If our agent is available, it returns the IP of the proxy

(here will appear the return address or our local network IP, although I am not very clear, but I exclude this situation, should still be agent unavailable)

Then we can make a judgment, if the IP and proxy dictionary are returned the same IP, the IP is considered to be an available proxy, and write it to the file

This is our idea, and finally the queue and threading threads are processed

On the code:


#coding =utf-8import requestsimport refrom bs4 import beautifulsoup as Bsimport Queueimport threading class Proxypick (thre Ading. Thread): Def __init__ (self,queue): Threading. Thread.__init__ (self) self._queue = Queue def run (self): And not Self._queue.empty (): url = self._queue.get () ProX Y_spider (URL) def proxy_spider (URL): headers = {...} r = requests.get (url = url,headers = headers) soup = BS (R.con Tent, "html.parser") data = Soup.find_all (name = ' TR ', attrs = {' class ': Re.compile (' |[  ^odd] ')}) for i in data:soup = BS (str (i), ' html.parser ') data2 = soup.find_all (name = ' td ') IP = str (data2[1].string) Port = str (data2[2].string) types = str (data2[5].string). lower () proxy = {} Proxy[types] = '%s:%s '% (ip,port) try:p Roxy_check (PROXY,IP) except Exception,e:print e passdef proxy_check (proxy,ip): url = ' http://1212.ip138.com/ic.asp ' r = requests.get (url = url,proxies = Proxy,timeout = 6) F = open (' E:/url/ip_proxy.txt ', ' A + ') soup = BS (R.text, ' Html.parser ') data = sOup.find_all (name = ' center ') for i in data:a = Re.findall (R ' \[(. *?) \] ', i.string) if a[0] = = IP: #print proxy f.write ('%s '%proxy+ ' \ n ') print ' Write Down ' f.close () #proxy_spider () de F Main (): queue = Queue.queue () for I in Range (1,2288): Queue.put (' http://www.xicidaili.com/nn/' +str (i)) threads = [] Thr Ead_count = Ten for I in Range (thread_count): Spider = Proxypick (queue) threads.append (spider) for I in Threads:i.start () for I in Threads:i.join () print "It ' s down,sir!" if __name__ = = ' __main__ ': Main ()

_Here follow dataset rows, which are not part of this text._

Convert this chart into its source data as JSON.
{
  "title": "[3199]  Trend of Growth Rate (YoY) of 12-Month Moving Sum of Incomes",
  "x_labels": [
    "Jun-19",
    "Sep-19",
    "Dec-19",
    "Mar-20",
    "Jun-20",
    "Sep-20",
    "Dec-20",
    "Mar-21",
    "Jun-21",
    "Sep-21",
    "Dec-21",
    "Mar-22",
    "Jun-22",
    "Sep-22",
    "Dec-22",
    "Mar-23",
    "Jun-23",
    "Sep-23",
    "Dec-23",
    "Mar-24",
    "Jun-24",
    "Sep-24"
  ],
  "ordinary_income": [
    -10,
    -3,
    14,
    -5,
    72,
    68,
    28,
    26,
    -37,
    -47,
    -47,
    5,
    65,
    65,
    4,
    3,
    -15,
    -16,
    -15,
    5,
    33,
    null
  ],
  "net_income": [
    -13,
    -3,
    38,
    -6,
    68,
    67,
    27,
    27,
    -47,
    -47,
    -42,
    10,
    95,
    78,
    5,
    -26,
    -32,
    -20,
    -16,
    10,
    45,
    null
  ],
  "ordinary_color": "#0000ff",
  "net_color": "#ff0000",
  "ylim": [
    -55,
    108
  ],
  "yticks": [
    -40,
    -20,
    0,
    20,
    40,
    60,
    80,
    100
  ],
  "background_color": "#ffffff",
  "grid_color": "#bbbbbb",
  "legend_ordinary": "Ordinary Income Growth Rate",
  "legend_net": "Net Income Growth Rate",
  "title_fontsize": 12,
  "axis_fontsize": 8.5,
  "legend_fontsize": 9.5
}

So that we can write all the available proxy IP on the website to the file Ip_proxy.txt file

Contact Us

The content source of this page is from Internet, which doesn't represent Alibaba Cloud's opinion; products and services mentioned on that page don't have any relationship with Alibaba Cloud. If the content of the page makes you feel confusing, please write us an email, we will handle the problem within 5 days after receiving your email.

If you find any instances of plagiarism from the community, please send an email to: info-contact@alibabacloud.com and provide relevant evidence. A staff member will contact you within 5 working days.

A Free Trial That Lets You Build Big!

Start building with 50+ products and up to 12 months usage for Elastic Compute Service

  • Sales Support

    1 on 1 presale consultation

  • After-Sales Support

    24/7 Technical Support 6 Free Tickets per Quarter Faster Response

  • Alibaba Cloud offers highly flexible support services tailored to meet your exact needs.